How trustworthy is Amazon Bedrock and Brave Leo?

While truly private AI can only be achieved locally, I can’t afford the hardware for the models I want to run and neither can most people.

When it comes to generic prompts like what you’d normally use to find related pages with a search engine, I see little privacy drawback in using a service like duck.ai. After all, you’re still sending a “prompt” to DDG in any case. In fact, DDG’s privacy agreements with its model providers are stricter than the one with Microsoft, so you could argue that duck.ai is actually more private than the search engine itself, which is recommended here.

For more sensitive prompts, however, I’d prefer a solution that is both provided and hosted by a reputable, privacy‑focused organization. I’m wary of startups that claim to use confidential computing. Only these offerings meet that standard in my view: Proton Lumo and maybe Brave Leo.

Lumo runs on Proton’s own infrastructure, but its model lineup isn’t as powerful as what you can obtain elsewhere. Leo, on the other hand, offers stronger models, yet most/all of them reside on Amazon Bedrock. Because Bedrock is a B2B service, there’s limited discussion about its trustworthiness online. Moreover, I feel mislead by Brave’s claim of self-hosting its models given that it uses Bedrock (which I could only find by scouring obscure GitHub issues).

Both companies have shortcomings, of course. But from what I’ve observed, Proton tends to prioritize the wrong products and employs dark patterns in its marketing, while Brave has faced incidents such as “accidentally” Honey‑fying links and collecting BAT donations for creators without their knowledge. To be clear, I think Brave’s actions are worse.

So what do you think about Bedrock and Leo? Is Lumo the best/only option available right now, even if Proton isn’t being as transparent and clear about the backend as they should?

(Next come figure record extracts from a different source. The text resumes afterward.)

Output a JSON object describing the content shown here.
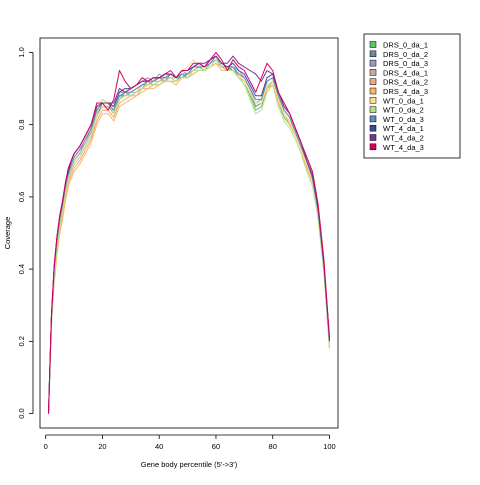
{
  "chart_data": {
    "type": "line",
    "title": "",
    "xlabel": "Gene body percentile (5'->3')",
    "ylabel": "Coverage",
    "xlim": [
      -2,
      103
    ],
    "ylim": [
      -0.04,
      1.04
    ],
    "xticks": [
      0,
      20,
      40,
      60,
      80,
      100
    ],
    "yticks": [
      0.0,
      0.2,
      0.4,
      0.6,
      0.8,
      1.0
    ],
    "grid": false,
    "legend_position": "top-right-outside",
    "x": [
      1,
      2,
      3,
      4,
      5,
      6,
      7,
      8,
      9,
      10,
      12,
      14,
      16,
      18,
      20,
      22,
      24,
      26,
      28,
      30,
      32,
      34,
      36,
      38,
      40,
      42,
      44,
      46,
      48,
      50,
      52,
      54,
      56,
      58,
      60,
      62,
      64,
      66,
      68,
      70,
      72,
      74,
      76,
      78,
      80,
      82,
      84,
      86,
      88,
      90,
      92,
      94,
      96,
      98,
      100
    ],
    "series": [
      {
        "name": "DRS_0_da_1",
        "color": "#66c265",
        "values": [
          0,
          0.25,
          0.38,
          0.46,
          0.52,
          0.56,
          0.61,
          0.65,
          0.67,
          0.69,
          0.71,
          0.74,
          0.77,
          0.82,
          0.86,
          0.86,
          0.83,
          0.87,
          0.89,
          0.88,
          0.89,
          0.9,
          0.92,
          0.91,
          0.92,
          0.93,
          0.93,
          0.92,
          0.94,
          0.93,
          0.95,
          0.96,
          0.95,
          0.97,
          0.99,
          0.96,
          0.95,
          0.96,
          0.93,
          0.92,
          0.88,
          0.84,
          0.85,
          0.9,
          0.92,
          0.86,
          0.82,
          0.8,
          0.77,
          0.73,
          0.68,
          0.64,
          0.55,
          0.4,
          0.18
        ]
      },
      {
        "name": "DRS_0_da_2",
        "color": "#6c8a9a",
        "values": [
          0,
          0.26,
          0.39,
          0.47,
          0.53,
          0.57,
          0.62,
          0.66,
          0.68,
          0.7,
          0.72,
          0.75,
          0.78,
          0.83,
          0.85,
          0.85,
          0.84,
          0.88,
          0.88,
          0.89,
          0.9,
          0.91,
          0.91,
          0.92,
          0.93,
          0.92,
          0.94,
          0.93,
          0.93,
          0.94,
          0.95,
          0.96,
          0.96,
          0.97,
          0.98,
          0.96,
          0.96,
          0.95,
          0.94,
          0.92,
          0.89,
          0.85,
          0.86,
          0.91,
          0.92,
          0.87,
          0.83,
          0.81,
          0.77,
          0.73,
          0.69,
          0.65,
          0.55,
          0.41,
          0.19
        ]
      },
      {
        "name": "DRS_0_da_3",
        "color": "#9e9ac8",
        "values": [
          0,
          0.26,
          0.4,
          0.48,
          0.54,
          0.58,
          0.63,
          0.66,
          0.69,
          0.71,
          0.73,
          0.75,
          0.79,
          0.84,
          0.86,
          0.86,
          0.85,
          0.89,
          0.89,
          0.9,
          0.91,
          0.92,
          0.93,
          0.92,
          0.94,
          0.93,
          0.94,
          0.93,
          0.95,
          0.94,
          0.96,
          0.97,
          0.96,
          0.98,
          0.99,
          0.97,
          0.96,
          0.96,
          0.95,
          0.93,
          0.9,
          0.86,
          0.87,
          0.92,
          0.93,
          0.88,
          0.84,
          0.82,
          0.78,
          0.74,
          0.69,
          0.65,
          0.56,
          0.41,
          0.19
        ]
      },
      {
        "name": "DRS_4_da_1",
        "color": "#c9a9a6",
        "values": [
          0,
          0.25,
          0.39,
          0.47,
          0.53,
          0.57,
          0.62,
          0.65,
          0.68,
          0.7,
          0.72,
          0.75,
          0.78,
          0.82,
          0.85,
          0.85,
          0.83,
          0.87,
          0.88,
          0.89,
          0.89,
          0.91,
          0.91,
          0.92,
          0.92,
          0.93,
          0.93,
          0.93,
          0.94,
          0.94,
          0.95,
          0.96,
          0.96,
          0.97,
          0.98,
          0.96,
          0.95,
          0.95,
          0.94,
          0.92,
          0.89,
          0.86,
          0.86,
          0.91,
          0.92,
          0.87,
          0.83,
          0.81,
          0.77,
          0.73,
          0.69,
          0.64,
          0.55,
          0.4,
          0.19
        ]
      },
      {
        "name": "DRS_4_da_2",
        "color": "#f4a582",
        "values": [
          0,
          0.24,
          0.37,
          0.45,
          0.51,
          0.55,
          0.6,
          0.64,
          0.66,
          0.68,
          0.7,
          0.73,
          0.76,
          0.81,
          0.84,
          0.84,
          0.82,
          0.86,
          0.87,
          0.88,
          0.88,
          0.9,
          0.9,
          0.91,
          0.91,
          0.92,
          0.92,
          0.92,
          0.93,
          0.93,
          0.94,
          0.95,
          0.95,
          0.96,
          0.97,
          0.96,
          0.95,
          0.95,
          0.93,
          0.92,
          0.89,
          0.86,
          0.86,
          0.9,
          0.91,
          0.86,
          0.83,
          0.8,
          0.77,
          0.73,
          0.68,
          0.64,
          0.55,
          0.4,
          0.19
        ]
      },
      {
        "name": "DRS_4_da_3",
        "color": "#fdb863",
        "values": [
          0,
          0.24,
          0.36,
          0.44,
          0.5,
          0.54,
          0.59,
          0.63,
          0.65,
          0.67,
          0.69,
          0.72,
          0.75,
          0.8,
          0.83,
          0.83,
          0.81,
          0.85,
          0.86,
          0.87,
          0.88,
          0.89,
          0.9,
          0.9,
          0.91,
          0.92,
          0.92,
          0.91,
          0.93,
          0.93,
          0.94,
          0.95,
          0.95,
          0.96,
          0.97,
          0.95,
          0.95,
          0.95,
          0.93,
          0.92,
          0.89,
          0.86,
          0.86,
          0.9,
          0.91,
          0.86,
          0.83,
          0.8,
          0.77,
          0.73,
          0.68,
          0.64,
          0.55,
          0.4,
          0.19
        ]
      },
      {
        "name": "WT_0_da_1",
        "color": "#fee090",
        "values": [
          0,
          0.25,
          0.38,
          0.46,
          0.52,
          0.56,
          0.61,
          0.65,
          0.67,
          0.69,
          0.71,
          0.74,
          0.77,
          0.82,
          0.85,
          0.86,
          0.84,
          0.88,
          0.89,
          0.89,
          0.9,
          0.91,
          0.92,
          0.92,
          0.93,
          0.94,
          0.94,
          0.93,
          0.95,
          0.96,
          0.98,
          0.96,
          0.96,
          0.97,
          0.99,
          0.97,
          0.96,
          0.96,
          0.94,
          0.92,
          0.89,
          0.86,
          0.86,
          0.91,
          0.92,
          0.87,
          0.83,
          0.81,
          0.77,
          0.73,
          0.69,
          0.64,
          0.55,
          0.4,
          0.19
        ]
      },
      {
        "name": "WT_0_da_2",
        "color": "#b8e186",
        "values": [
          0,
          0.25,
          0.38,
          0.46,
          0.52,
          0.56,
          0.61,
          0.65,
          0.67,
          0.69,
          0.71,
          0.74,
          0.77,
          0.83,
          0.87,
          0.86,
          0.83,
          0.87,
          0.88,
          0.88,
          0.89,
          0.9,
          0.91,
          0.91,
          0.92,
          0.92,
          0.93,
          0.92,
          0.93,
          0.93,
          0.95,
          0.95,
          0.95,
          0.96,
          0.98,
          0.96,
          0.95,
          0.95,
          0.93,
          0.91,
          0.87,
          0.83,
          0.84,
          0.89,
          0.91,
          0.85,
          0.81,
          0.79,
          0.76,
          0.72,
          0.67,
          0.63,
          0.54,
          0.39,
          0.18
        ]
      },
      {
        "name": "WT_0_da_3",
        "color": "#5e8eb8",
        "values": [
          0,
          0.26,
          0.4,
          0.48,
          0.54,
          0.58,
          0.63,
          0.67,
          0.69,
          0.71,
          0.73,
          0.76,
          0.79,
          0.84,
          0.86,
          0.86,
          0.84,
          0.88,
          0.89,
          0.89,
          0.9,
          0.91,
          0.92,
          0.92,
          0.93,
          0.93,
          0.94,
          0.93,
          0.94,
          0.94,
          0.96,
          0.96,
          0.96,
          0.97,
          0.99,
          0.97,
          0.96,
          0.96,
          0.94,
          0.93,
          0.9,
          0.87,
          0.87,
          0.92,
          0.93,
          0.88,
          0.84,
          0.82,
          0.78,
          0.74,
          0.7,
          0.65,
          0.56,
          0.41,
          0.2
        ]
      },
      {
        "name": "WT_4_da_1",
        "color": "#3b4a9a",
        "values": [
          0,
          0.27,
          0.41,
          0.49,
          0.55,
          0.59,
          0.64,
          0.67,
          0.7,
          0.72,
          0.74,
          0.77,
          0.8,
          0.85,
          0.86,
          0.86,
          0.85,
          0.89,
          0.9,
          0.9,
          0.91,
          0.92,
          0.92,
          0.93,
          0.93,
          0.94,
          0.94,
          0.93,
          0.95,
          0.95,
          0.96,
          0.97,
          0.96,
          0.98,
          0.99,
          0.97,
          0.96,
          0.97,
          0.95,
          0.94,
          0.91,
          0.88,
          0.88,
          0.93,
          0.94,
          0.89,
          0.85,
          0.83,
          0.79,
          0.75,
          0.7,
          0.66,
          0.57,
          0.42,
          0.2
        ]
      },
      {
        "name": "WT_4_da_2",
        "color": "#7b3294",
        "values": [
          0,
          0.27,
          0.41,
          0.49,
          0.55,
          0.59,
          0.64,
          0.68,
          0.7,
          0.72,
          0.74,
          0.77,
          0.8,
          0.85,
          0.86,
          0.86,
          0.86,
          0.9,
          0.89,
          0.9,
          0.91,
          0.92,
          0.92,
          0.93,
          0.93,
          0.94,
          0.94,
          0.93,
          0.95,
          0.95,
          0.96,
          0.97,
          0.97,
          0.98,
          0.99,
          0.97,
          0.97,
          0.99,
          0.97,
          0.96,
          0.95,
          0.94,
          0.92,
          0.95,
          0.94,
          0.89,
          0.85,
          0.83,
          0.79,
          0.75,
          0.7,
          0.66,
          0.57,
          0.42,
          0.21
        ]
      },
      {
        "name": "WT_4_da_3",
        "color": "#d6005c",
        "values": [
          0,
          0.27,
          0.41,
          0.49,
          0.55,
          0.59,
          0.64,
          0.68,
          0.7,
          0.72,
          0.74,
          0.77,
          0.8,
          0.86,
          0.86,
          0.84,
          0.87,
          0.95,
          0.92,
          0.9,
          0.91,
          0.93,
          0.92,
          0.93,
          0.93,
          0.94,
          0.95,
          0.93,
          0.95,
          0.95,
          0.97,
          0.97,
          0.96,
          0.98,
          1.0,
          0.98,
          0.95,
          0.98,
          0.96,
          0.95,
          0.92,
          0.89,
          0.93,
          0.97,
          0.95,
          0.89,
          0.86,
          0.83,
          0.79,
          0.75,
          0.71,
          0.67,
          0.58,
          0.43,
          0.21
        ]
      }
    ]
  }
}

If you already use the Brave browser or Brave Search, I’d recommend using Leo. I also have the Lumo app installed on my Android phone. I trust them both personally.

You need to choose:

  • something local, give it a try maybe it’s good enough for your use case and you don’t need the biggest model ever :+1:t2:
  • trust claims of companies while you won’t ever know exactly if they are stating the truth while having their thing in the cloud

Not sure there is a middle-ground where there is a trust-worthy enough company that got some kind of “AI-audit” that would be stable, viable and relevant in 2 weeks.

Maybe compartmentalization could be good enough for your use case?
Only ask, share and use the cloud AI from a company knowing that it would probably be sold/available to anybody: consider every input into the chat as permanent and non-private.

Billion dollar companies have a monopoly on that tech as of today, not sure there is a magic solution besides some kind of DeepSeek-kind of model.

I could reluctantly learn to trust Brave, but the larger concern is that I’d also have to place my confidence in Amazon, since Brave isn’t actually hosting the models on its own hardware. How do you view that aspect?

I don’t need massive, trillion parameter models, but even small models require a decent GPU to run efficiently.

When it comes to trust, I’d like to be able to trust Brave for access to its more advanced models, yet that inevitably means trusting Amazon as well, which I haven’t seen highlighted in discussions about Leo. PG’s old LLM provider page claimed that Brave self‑hosts its models, which I think is either a misleading statement or an outright falsehood from Brave. My initial suspicions arose because I wasn’t sure how Brave was self-hosting proprietary Claude models.

I’m inclined toward trusting Proton because they offer smaller, open-source models and own much more server infrastructure than Brave. It seems plausible that everything runs on servers they exclusively control. Proton also arguably has more at stake than Brave in this scenario. Still, I wish Proton were more transparent about what “servers Proton controls” actually entails, since the situation could resemble Brave’s setup.

I was hoping someone could shed more light on Amazon Bedrock, but perhaps the safest approach is to compartmentalize like you said.